I would definitely skip Black Jade. It is a piece of garbage. I would also skip Lavaglut due to blackspot. Raven would probably be a better choice. It sets hips easily, too. My other choice would be Coffee Bean. It looks like it can produce black-reds. It is just a hunch. It is one healthy mini, too. I regret not using it more this season.
Hmmmm… I think garbage might be a little strong… can’t fault it here. It wasn’t sprayed once last year and hardly lost a leaf… it even retained leaves right over winter… in fact I would say it is a winner here (I’m in the lower end of Australian zone 4 to middle Aust zone 3 - equiv to US zone 9-10 and have long wet cool winters to -6 degrees Celcius (light to moderate frosts and some snow)and dry short mild summers). I have a number of dark miniature reds though that may fit the bill, like “Galaxy”… minis of any kind are pretty hard to buy here in Australia… I have not seen “Coffee Bean” available here and the closest I can get to “Midnight Blue” is “Ebb Tide”.
Simon,
‘Midnight Blue’ has given me near black seedlings very similar in coloring to the one that you made reference to. I am sure that ‘Ebb Tide’ would work likewise.

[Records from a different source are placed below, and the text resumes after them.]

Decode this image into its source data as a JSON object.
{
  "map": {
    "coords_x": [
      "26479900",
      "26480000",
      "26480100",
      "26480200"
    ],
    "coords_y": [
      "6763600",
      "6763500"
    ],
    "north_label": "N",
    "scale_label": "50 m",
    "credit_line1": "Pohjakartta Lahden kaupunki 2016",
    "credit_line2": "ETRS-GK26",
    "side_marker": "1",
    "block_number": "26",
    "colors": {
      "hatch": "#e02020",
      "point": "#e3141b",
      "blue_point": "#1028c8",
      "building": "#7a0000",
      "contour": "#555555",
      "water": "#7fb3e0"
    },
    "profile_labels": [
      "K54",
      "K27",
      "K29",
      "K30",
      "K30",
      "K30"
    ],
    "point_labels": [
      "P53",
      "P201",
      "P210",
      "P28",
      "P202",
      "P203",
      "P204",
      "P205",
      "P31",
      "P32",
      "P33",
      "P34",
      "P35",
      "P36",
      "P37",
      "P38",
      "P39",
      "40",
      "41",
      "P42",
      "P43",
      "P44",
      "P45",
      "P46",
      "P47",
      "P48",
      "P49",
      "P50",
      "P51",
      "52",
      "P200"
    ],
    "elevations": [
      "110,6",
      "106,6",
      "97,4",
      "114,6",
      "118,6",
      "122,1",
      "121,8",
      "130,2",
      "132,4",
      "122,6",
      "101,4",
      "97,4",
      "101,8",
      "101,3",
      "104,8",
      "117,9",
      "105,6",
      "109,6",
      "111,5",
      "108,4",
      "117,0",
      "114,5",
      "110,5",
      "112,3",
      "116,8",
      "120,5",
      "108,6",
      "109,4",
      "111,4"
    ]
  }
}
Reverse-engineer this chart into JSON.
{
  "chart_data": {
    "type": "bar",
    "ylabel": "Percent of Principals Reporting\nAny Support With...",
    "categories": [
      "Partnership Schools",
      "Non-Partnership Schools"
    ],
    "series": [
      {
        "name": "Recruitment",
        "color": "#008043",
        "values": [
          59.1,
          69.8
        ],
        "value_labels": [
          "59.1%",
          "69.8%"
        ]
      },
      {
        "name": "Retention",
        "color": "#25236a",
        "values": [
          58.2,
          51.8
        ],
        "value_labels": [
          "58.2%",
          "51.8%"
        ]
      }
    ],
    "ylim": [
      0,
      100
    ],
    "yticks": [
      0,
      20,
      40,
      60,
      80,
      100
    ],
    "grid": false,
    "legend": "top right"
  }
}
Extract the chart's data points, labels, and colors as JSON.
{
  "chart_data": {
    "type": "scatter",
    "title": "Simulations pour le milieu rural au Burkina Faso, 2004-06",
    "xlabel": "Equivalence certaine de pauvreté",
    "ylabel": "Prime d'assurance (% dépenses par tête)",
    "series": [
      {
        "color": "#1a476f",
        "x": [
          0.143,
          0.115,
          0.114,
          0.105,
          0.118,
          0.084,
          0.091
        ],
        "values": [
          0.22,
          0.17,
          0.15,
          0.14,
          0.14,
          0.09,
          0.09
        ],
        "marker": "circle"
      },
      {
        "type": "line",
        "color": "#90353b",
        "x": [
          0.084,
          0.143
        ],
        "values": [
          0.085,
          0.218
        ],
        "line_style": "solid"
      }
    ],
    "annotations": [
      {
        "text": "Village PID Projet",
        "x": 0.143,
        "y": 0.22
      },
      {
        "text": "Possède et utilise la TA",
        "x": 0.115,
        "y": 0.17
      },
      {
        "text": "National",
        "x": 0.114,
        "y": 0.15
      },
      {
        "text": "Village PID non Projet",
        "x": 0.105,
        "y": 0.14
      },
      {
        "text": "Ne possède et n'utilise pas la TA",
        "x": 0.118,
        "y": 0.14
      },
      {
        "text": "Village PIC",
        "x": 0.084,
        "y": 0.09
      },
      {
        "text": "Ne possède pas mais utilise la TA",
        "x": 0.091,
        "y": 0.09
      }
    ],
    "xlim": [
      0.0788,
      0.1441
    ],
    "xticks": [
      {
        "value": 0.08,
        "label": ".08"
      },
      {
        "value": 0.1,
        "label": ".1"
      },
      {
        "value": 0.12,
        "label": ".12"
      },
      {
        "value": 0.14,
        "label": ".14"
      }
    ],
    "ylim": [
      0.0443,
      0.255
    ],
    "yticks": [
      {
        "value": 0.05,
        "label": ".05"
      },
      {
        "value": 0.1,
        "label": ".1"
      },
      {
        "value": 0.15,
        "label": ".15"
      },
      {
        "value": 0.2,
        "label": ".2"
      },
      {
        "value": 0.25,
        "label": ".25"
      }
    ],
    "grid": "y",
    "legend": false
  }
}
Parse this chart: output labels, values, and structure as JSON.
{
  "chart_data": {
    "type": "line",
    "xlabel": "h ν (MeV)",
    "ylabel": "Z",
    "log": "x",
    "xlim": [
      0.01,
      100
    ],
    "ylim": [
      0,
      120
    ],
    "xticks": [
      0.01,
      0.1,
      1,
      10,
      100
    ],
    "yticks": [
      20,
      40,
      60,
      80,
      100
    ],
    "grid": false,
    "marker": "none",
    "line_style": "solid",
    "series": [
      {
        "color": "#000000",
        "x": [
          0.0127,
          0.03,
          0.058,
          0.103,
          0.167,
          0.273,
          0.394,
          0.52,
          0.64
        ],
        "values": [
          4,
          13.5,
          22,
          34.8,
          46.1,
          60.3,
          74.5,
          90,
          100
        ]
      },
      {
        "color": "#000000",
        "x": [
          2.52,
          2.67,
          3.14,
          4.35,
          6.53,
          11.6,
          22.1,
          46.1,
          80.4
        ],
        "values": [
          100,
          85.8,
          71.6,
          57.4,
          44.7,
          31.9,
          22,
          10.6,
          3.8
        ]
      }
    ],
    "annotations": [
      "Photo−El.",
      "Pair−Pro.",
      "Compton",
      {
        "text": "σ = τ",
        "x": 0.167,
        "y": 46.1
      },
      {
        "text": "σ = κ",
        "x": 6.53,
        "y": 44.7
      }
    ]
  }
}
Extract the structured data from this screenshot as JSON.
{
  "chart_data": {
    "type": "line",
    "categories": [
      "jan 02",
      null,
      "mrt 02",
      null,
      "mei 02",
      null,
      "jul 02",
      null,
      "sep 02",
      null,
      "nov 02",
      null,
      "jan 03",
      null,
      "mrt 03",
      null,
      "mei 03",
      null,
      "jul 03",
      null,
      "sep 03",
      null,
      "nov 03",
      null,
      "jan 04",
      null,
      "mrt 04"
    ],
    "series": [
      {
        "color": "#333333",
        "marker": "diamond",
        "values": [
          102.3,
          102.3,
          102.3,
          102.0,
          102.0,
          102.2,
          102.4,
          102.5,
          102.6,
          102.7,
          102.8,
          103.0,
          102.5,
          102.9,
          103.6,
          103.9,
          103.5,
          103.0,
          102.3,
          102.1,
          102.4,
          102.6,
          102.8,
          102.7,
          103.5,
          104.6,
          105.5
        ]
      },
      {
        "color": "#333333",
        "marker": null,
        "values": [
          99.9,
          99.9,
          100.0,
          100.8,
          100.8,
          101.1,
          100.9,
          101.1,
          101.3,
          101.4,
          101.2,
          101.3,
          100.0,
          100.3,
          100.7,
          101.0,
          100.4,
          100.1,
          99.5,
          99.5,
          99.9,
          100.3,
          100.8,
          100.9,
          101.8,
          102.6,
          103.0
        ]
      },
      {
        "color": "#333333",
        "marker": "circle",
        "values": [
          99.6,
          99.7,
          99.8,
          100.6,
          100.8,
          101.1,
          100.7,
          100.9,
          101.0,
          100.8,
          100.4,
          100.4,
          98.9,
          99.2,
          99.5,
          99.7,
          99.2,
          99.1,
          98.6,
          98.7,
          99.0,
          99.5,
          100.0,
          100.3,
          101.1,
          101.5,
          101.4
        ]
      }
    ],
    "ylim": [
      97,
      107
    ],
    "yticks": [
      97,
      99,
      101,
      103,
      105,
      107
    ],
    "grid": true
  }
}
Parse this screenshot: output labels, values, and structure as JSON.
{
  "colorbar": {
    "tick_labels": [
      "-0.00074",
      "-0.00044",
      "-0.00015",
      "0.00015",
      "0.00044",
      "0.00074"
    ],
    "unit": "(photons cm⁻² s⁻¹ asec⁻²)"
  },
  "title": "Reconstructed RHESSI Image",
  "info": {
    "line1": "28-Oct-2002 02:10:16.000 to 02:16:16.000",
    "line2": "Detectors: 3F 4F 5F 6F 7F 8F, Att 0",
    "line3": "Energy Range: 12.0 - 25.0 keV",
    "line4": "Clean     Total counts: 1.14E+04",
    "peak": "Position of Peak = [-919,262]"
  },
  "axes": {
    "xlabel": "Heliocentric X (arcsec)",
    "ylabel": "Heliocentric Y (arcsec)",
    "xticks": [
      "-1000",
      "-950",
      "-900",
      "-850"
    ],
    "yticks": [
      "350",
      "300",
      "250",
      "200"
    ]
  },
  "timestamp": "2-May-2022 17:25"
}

Near black seedlings tend to have smaller blooms and tend to burn in our intense sunlight.
Jim Sproul
Simon,
Ebb Tide is a perfectly good alternative. Go for it!
yep - looking for a plant now… I’d really like to use it to make really deep purple minis too.
Simon,
Back-crossing it to Sweet Chariot might get you some interesting results, as Sweet Chariot is one of its grandparents. Can you get that there?
Thanks Paul. Ross Roses has it listed on their 2008 catalogue so I might be able to have it sent across. I am trying to have a few plants of ‘Si’ sent over from them so with a little luck they could send some ‘Sweet Chariot’ too (living here in Tasmania we have additional quarantine laws prohibiting the movement of plant material from the mainland to here… so nurseries have to be accredited to post here, making it even harder to get roses (or any plnat for that matter) down here). Some of the HMF photos of Sweet Chariot are pretty impressive.